Supported gradient and hessian methods

PEtab.jl offers various gradient and Hessian methods that can be used to build a PEtabODEProblem. In this section, we will provide a brief overview of each method and the corresponding adjustable parameters.

Note

To use any functionality from SciMLSensitivity (e.g. for adjoint) it must be loaded prior to creating the PEtabODEProblem. Similarly, to use Zygote automatic differentiation Zygote and SciMLSensitivity must first be loaded.

Gradient methods

  • :ForwardDiff: Uses ForwardDiff to compute the gradient via forward mode automatic differentiation. You can set the chunk size using the chunksize argument to improve performance. We plan to add automatic tuning for this in the future.
  • :ForwardEquations: Computes the gradient via the forward sensitivities. You can choose the method for computing sensitivities using the sensealg argument. We support both ForwardSensitivity() and ForwardDiffSensitivity(), which have adjustable options provided by SciMLSensitivity (see their documentation). The most efficient option is sensealg=:ForwardDiff though, which uses forward mode automatic differentiation to compute sensitivities.
  • :Adjoint: Computes the gradient via adjoint sensitivity analysis. You can choose between the InterpolatingAdjoint and QuadratureAdjoint methods from SciMLSensitivity (see their documentation) using the sensealg argument. You can provide any options accepted by these methods.
  • :Zygote: Computes the gradient using the Zygote automatic differentiation library. You can choose any of the methods provided by SciMLSensitivity using the sensealg argument.
    • Note: Because the code uses many for-loops, :Zygote is the slowest option and not recommended.

Hessian methods

  • :ForwardDiff: This method computes the Hessian via forward mode automatic differentiation using ForwardDiff.

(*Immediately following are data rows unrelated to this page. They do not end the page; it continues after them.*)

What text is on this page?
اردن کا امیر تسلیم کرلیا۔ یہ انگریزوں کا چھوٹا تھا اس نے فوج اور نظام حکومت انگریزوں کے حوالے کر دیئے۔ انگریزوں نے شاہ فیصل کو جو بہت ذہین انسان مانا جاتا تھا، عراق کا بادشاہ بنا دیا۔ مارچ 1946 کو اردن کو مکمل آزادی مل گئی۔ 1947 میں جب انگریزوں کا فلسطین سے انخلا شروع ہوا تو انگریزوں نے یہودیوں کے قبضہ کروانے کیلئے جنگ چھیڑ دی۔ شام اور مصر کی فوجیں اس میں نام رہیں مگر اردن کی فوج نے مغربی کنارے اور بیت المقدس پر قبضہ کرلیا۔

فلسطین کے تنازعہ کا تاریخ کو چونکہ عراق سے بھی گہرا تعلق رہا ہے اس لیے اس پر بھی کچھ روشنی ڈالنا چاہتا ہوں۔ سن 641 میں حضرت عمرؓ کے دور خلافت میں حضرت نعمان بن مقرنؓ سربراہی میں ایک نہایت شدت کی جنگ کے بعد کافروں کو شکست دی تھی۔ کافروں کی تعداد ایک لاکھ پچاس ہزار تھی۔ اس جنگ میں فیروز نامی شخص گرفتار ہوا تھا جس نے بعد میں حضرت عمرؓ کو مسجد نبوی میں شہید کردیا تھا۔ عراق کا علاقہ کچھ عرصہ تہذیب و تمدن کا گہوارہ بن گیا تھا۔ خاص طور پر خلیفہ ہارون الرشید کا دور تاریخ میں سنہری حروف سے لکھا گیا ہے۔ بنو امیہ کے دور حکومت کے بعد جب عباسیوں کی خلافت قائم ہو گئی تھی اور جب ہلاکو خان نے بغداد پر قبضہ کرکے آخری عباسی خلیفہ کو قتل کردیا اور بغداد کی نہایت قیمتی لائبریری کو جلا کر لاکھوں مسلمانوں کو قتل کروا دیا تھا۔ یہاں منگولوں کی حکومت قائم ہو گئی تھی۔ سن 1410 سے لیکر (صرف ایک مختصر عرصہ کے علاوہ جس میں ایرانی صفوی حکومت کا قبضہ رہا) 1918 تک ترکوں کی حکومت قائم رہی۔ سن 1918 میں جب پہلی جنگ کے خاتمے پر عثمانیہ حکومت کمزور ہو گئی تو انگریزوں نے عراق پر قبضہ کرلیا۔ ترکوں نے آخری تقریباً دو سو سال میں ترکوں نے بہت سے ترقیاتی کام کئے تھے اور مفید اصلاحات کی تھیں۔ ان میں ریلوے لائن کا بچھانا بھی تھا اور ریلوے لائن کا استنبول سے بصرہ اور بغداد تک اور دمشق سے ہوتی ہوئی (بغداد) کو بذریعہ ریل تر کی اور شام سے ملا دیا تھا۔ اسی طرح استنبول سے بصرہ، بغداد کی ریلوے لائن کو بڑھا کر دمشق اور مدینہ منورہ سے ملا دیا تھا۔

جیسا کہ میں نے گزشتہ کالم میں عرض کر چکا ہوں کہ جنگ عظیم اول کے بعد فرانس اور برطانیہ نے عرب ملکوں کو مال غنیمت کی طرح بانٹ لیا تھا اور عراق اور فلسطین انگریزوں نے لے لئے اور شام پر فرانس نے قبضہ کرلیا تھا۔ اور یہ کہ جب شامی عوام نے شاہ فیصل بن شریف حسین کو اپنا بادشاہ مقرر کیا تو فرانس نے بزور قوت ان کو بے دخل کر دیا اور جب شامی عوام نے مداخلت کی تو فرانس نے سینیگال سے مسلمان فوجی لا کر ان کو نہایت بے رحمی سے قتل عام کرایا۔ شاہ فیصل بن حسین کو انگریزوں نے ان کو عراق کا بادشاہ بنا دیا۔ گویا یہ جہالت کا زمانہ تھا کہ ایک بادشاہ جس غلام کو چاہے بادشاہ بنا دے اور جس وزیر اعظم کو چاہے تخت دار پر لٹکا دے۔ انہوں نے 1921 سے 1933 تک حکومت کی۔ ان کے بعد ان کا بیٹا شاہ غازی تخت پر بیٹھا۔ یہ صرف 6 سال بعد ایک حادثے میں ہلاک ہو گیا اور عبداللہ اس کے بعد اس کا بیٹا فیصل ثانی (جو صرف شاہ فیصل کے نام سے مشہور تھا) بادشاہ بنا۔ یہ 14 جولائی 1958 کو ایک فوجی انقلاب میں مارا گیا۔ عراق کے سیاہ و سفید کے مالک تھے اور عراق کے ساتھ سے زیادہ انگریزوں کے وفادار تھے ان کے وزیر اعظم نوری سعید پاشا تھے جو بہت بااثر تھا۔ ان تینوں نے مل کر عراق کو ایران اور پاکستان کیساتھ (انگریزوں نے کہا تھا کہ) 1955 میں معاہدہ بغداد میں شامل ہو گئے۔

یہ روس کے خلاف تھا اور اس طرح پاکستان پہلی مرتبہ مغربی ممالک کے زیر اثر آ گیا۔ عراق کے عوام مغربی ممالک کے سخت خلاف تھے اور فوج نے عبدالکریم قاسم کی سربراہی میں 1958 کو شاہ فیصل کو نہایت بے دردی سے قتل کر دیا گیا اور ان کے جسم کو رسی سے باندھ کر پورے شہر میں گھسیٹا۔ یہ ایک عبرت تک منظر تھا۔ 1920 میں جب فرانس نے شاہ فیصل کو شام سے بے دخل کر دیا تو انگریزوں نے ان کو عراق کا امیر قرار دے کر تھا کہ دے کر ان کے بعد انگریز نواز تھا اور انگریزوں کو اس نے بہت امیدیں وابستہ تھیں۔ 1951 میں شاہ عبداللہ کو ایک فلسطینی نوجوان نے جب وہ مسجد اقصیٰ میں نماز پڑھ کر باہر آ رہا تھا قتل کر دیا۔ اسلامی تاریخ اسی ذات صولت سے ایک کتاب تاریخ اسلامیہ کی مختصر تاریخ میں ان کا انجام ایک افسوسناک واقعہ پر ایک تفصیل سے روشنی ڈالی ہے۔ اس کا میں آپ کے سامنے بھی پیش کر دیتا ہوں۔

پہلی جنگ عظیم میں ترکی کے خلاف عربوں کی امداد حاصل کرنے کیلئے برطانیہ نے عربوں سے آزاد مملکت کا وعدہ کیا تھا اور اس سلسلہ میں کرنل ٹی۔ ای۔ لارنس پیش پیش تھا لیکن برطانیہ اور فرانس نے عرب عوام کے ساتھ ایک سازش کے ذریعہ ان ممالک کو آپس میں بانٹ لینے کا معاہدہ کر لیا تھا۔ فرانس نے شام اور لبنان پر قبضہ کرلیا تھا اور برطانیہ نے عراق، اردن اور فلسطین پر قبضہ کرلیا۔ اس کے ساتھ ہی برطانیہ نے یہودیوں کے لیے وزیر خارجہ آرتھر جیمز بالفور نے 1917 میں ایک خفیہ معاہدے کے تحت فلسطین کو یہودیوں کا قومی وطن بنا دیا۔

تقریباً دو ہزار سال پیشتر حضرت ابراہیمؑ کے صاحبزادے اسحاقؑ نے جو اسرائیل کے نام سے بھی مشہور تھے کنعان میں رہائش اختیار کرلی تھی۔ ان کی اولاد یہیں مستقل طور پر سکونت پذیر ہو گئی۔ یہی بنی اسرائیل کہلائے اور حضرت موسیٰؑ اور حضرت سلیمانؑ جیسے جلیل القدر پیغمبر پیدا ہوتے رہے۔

You can use the chunksize argument to set the chunk size, which can help improve performance. In the future, we plan to add automatic tuning for this parameter.
  • :BlockForwardDiff: This method computes a Hessian block approximation via forward mode automatic differentiation using ForwardDiff. For PEtab models, there are typically two sets of parameters to estimate: the parameters that are part of the ODE system $\theta_p$ and those that are not $\theta_q$. This method computes the Hessian for each block and assumes that cross-terms are zero-valued. The resulting Hessian block takes the form:

\[H_{block} = \begin{bmatrix} H_{p} & \mathbf{0} \\ \mathbf{0} & \mathbf{H}_q \end{bmatrix}\]

  • :GaussNewton: This method computes a Hessian approximation using the Gauss-Newton method. It often performs better than a (L)-BFGS approximation, but requires access to sensitivities, which may only be feasible to compute for smaller models with 75 or fewer parameters.